48 часов | страница 36
— Эй, на «Файркрэсте»! Эй! — бил кто-то кулаком в борт. — Могу я подняться на палубу? Эй! Эй!
Я проклял этого пылкого идиота из глубины своего сна, спустил дрожащие ноги на пол и поднялся с койки, чуть не упав при этом. По моим ощущениям, у меня просто не было одной ноги. Шея болела чудовищно. Одного взгляда в зеркало хватило, чтобы убедиться, что мой внешний вид совершенно соответствует моему состоянию, — лицо неестественно бледное, изможденное и небритое, глаза красные, опухшие, с черными кругами под ними. Я быстро отвернулся от зеркала — терпеть не могу подобные зрелища.
Отворив дверь каюты Ханслета, я убедился, что тот спит, сладко похрапывая. Пришлось повторить операцию: халат китайского шелка, платочек на шее. Я тронул расческой волосы и наконец выбрался на палубу.

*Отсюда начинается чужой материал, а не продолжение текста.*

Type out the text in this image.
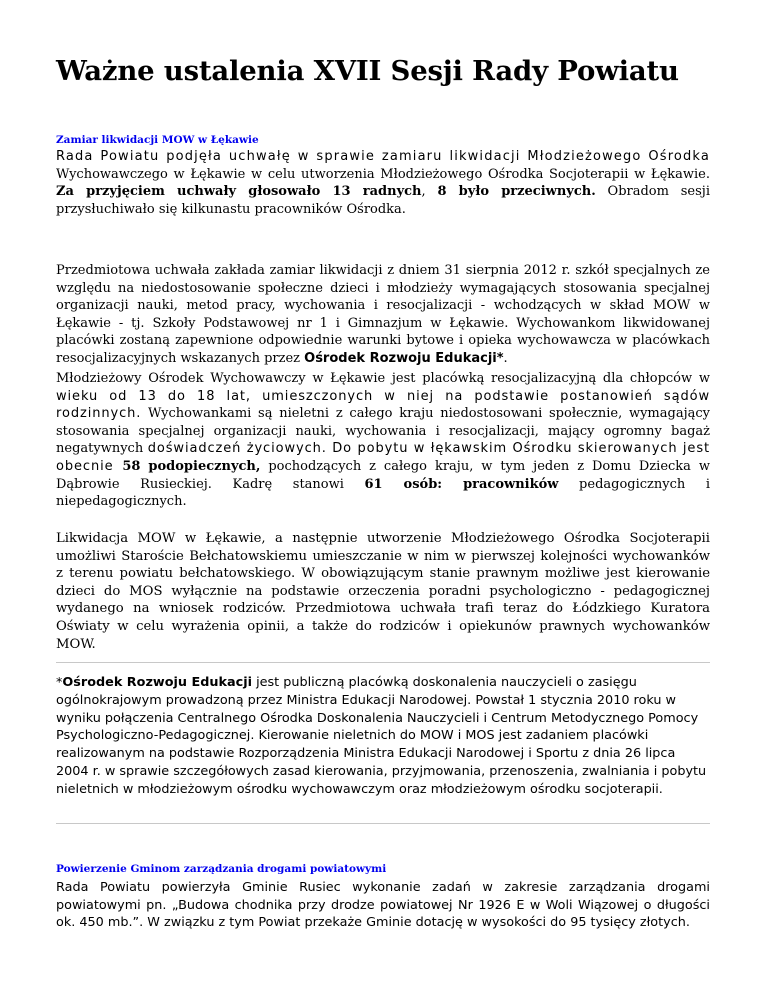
Ważne ustalenia XVII Sesji Rady Powiatu
Zamiar likwidacji MOW w Łękawie

Rada Powiatu podjęła uchwałę w sprawie zamiaru likwidacji Młodzieżowego Ośrodka Wychowawczego w Łękawie w celu utworzenia Młodzieżowego Ośrodka Socjoterapii w Łękawie. Za przyjęciem uchwały głosowało 13 radnych, 8 było przeciwnych. Obradom sesji przysłuchiwało się kilkunastu pracowników Ośrodka.

Przedmiotowa uchwała zakłada zamiar likwidacji z dniem 31 sierpnia 2012 r. szkół specjalnych ze względu na niedostosowanie społeczne dzieci i młodzieży wymagających stosowania specjalnej organizacji nauki, metod pracy, wychowania i resocjalizacji - wchodzących w skład MOW w Łękawie - tj. Szkoły Podstawowej nr 1 i Gimnazjum w Łękawie. Wychowankom likwidowanej placówki zostaną zapewnione odpowiednie warunki bytowe i opieka wychowawcza w placówkach resocjalizacyjnych wskazanych przez Ośrodek Rozwoju Edukacji*.

Młodzieżowy Ośrodek Wychowawczy w Łękawie jest placówką resocjalizacyjną dla chłopców w wieku od 13 do 18 lat, umieszczonych w niej na podstawie postanowień sądów rodzinnych. Wychowankami są nieletni z całego kraju niedostosowani społecznie, wymagający stosowania specjalnej organizacji nauki, wychowania i resocjalizacji, mający ogromny bagaż negatywnych doświadczeń życiowych. Do pobytu w łękawskim Ośrodku skierowanych jest obecnie 58 podopiecznych, pochodzących z całego kraju, w tym jeden z Domu Dziecka w Dąbrowie Rusieckiej. Kadrę stanowi 61 osób: pracowników pedagogicznych i niepedagogicznych.

Likwidacja MOW w Łękawie, a następnie utworzenie Młodzieżowego Ośrodka Socjoterapii umożliwi Staroście Bełchatowskiemu umieszczanie w nim w pierwszej kolejności wychowanków z terenu powiatu bełchatowskiego. W obowiązującym stanie prawnym możliwe jest kierowanie dzieci do MOS wyłącznie na podstawie orzeczenia poradni psychologiczno - pedagogicznej wydanego na wniosek rodziców. Przedmiotowa uchwała trafi teraz do Łódzkiego Kuratora Oświaty w celu wyrażenia opinii, a także do rodziców i opiekunów prawnych wychowanków MOW.

*Ośrodek Rozwoju Edukacji jest publiczną placówką doskonalenia nauczycieli o zasięgu ogólnokrajowym prowadzoną przez Ministra Edukacji Narodowej. Powstał 1 stycznia 2010 roku w wyniku połączenia Centralnego Ośrodka Doskonalenia Nauczycieli i Centrum Metodycznego Pomocy Psychologiczno-Pedagogicznej. Kierowanie nieletnich do MOW i MOS jest zadaniem placówki realizowanym na podstawie Rozporządzenia Ministra Edukacji Narodowej i Sportu z dnia 26 lipca 2004 r. w sprawie szczegółowych zasad kierowania, przyjmowania, przenoszenia, zwalniania i pobytu nieletnich w młodzieżowym ośrodku wychowawczym oraz młodzieżowym ośrodku socjoterapii.

Powierzenie Gminom zarządzania drogami powiatowymi

Rada Powiatu powierzyła Gminie Rusiec wykonanie zadań w zakresie zarządzania drogami powiatowymi pn. „Budowa chodnika przy drodze powiatowej Nr 1926 E w Woli Wiązowej o długości ok. 450 mb.”. W związku z tym Powiat przekaże Gminie dotację w wysokości do 95 tysięcy złotych.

Было холодно, сыро и ветрено, мир вокруг меня был серым и паскудным. Почему мне не дают поспать? Дождь лил ручьями, и на палубе уже стала собираться вода. Ветер жалобно завывал на нижнем регистре в снастях и взбивал почти метровые волны. Странно, но опасность, которую они представляли для судов, не помешала яхте, которая подошла к нашему борту. Она была меньше «Файркрэста», но зато ее рулевая рубка была забита приборами, которых не постыдился бы и современный военный самолет. На корме была расположена открытая палуба такой величины, что на ней можно было разместить целую футбольную команду. На палубе стояли трое в черных штормовках и фуражках, какие носили когда-то французские матросы, — с черными ленточками, спадающими на спину. Двое из них держали крючья, которыми они зацепились за «Файркрэст», но добрых пол-дюжины резиновых баллонов оберегало безукоризненно чистый белый лак судна от соприкосновения с плебейской краской «Файркрэста». Не было необходимости читать название яхты ни на ее борту, ни на ленточках матросских шапочек, чтобы понять, что рядом с нами стоит моторка, которая обычно занимала большую часть кормовой палубы «Шангри-Ла».
Посреди палубы стоял крепкий мужик в белом мундире с золотыми пуговицами — типичный морской офицер. В руке он держал небольшой зонт, оберегая от дождя свой безукоризненный костюм.
— Ну наконец!
Никогда мне еще не приходилось слышать, чтобы кто-либо так великолепно говорил в нос.
— Вы не слишком спешили, а? Я уже промок до нитки. Понимаете, до нитки!
На белом, идеально отглаженном мундире действительно виднелось несколько капель дождя.
— Могу я подняться на борт?
Не ожидая моего ответа, он перепрыгнул на нашу палубу с ловкостью, какую трудно было ожидать от человека его возраста и веса, и направился впереди меня к каюте. Я последовал за ним и, когда мы оба оказались внутри, закрыл двери. Это был невысокий, коренастый, крепко сбитый человек лет пятидесяти с задубевшим от ветра лицом, квадратным подбородком и седеющими волосами. У него были густые брови, длинный нос и такие тонкие губы, что создавалось впечатление, что его рот закрыт на «молнию». Он окинул меня взглядом с головы до ног, и было похоже, что я произвел на него вполне благоприятное впечатление, хотя он никак этого не выказал.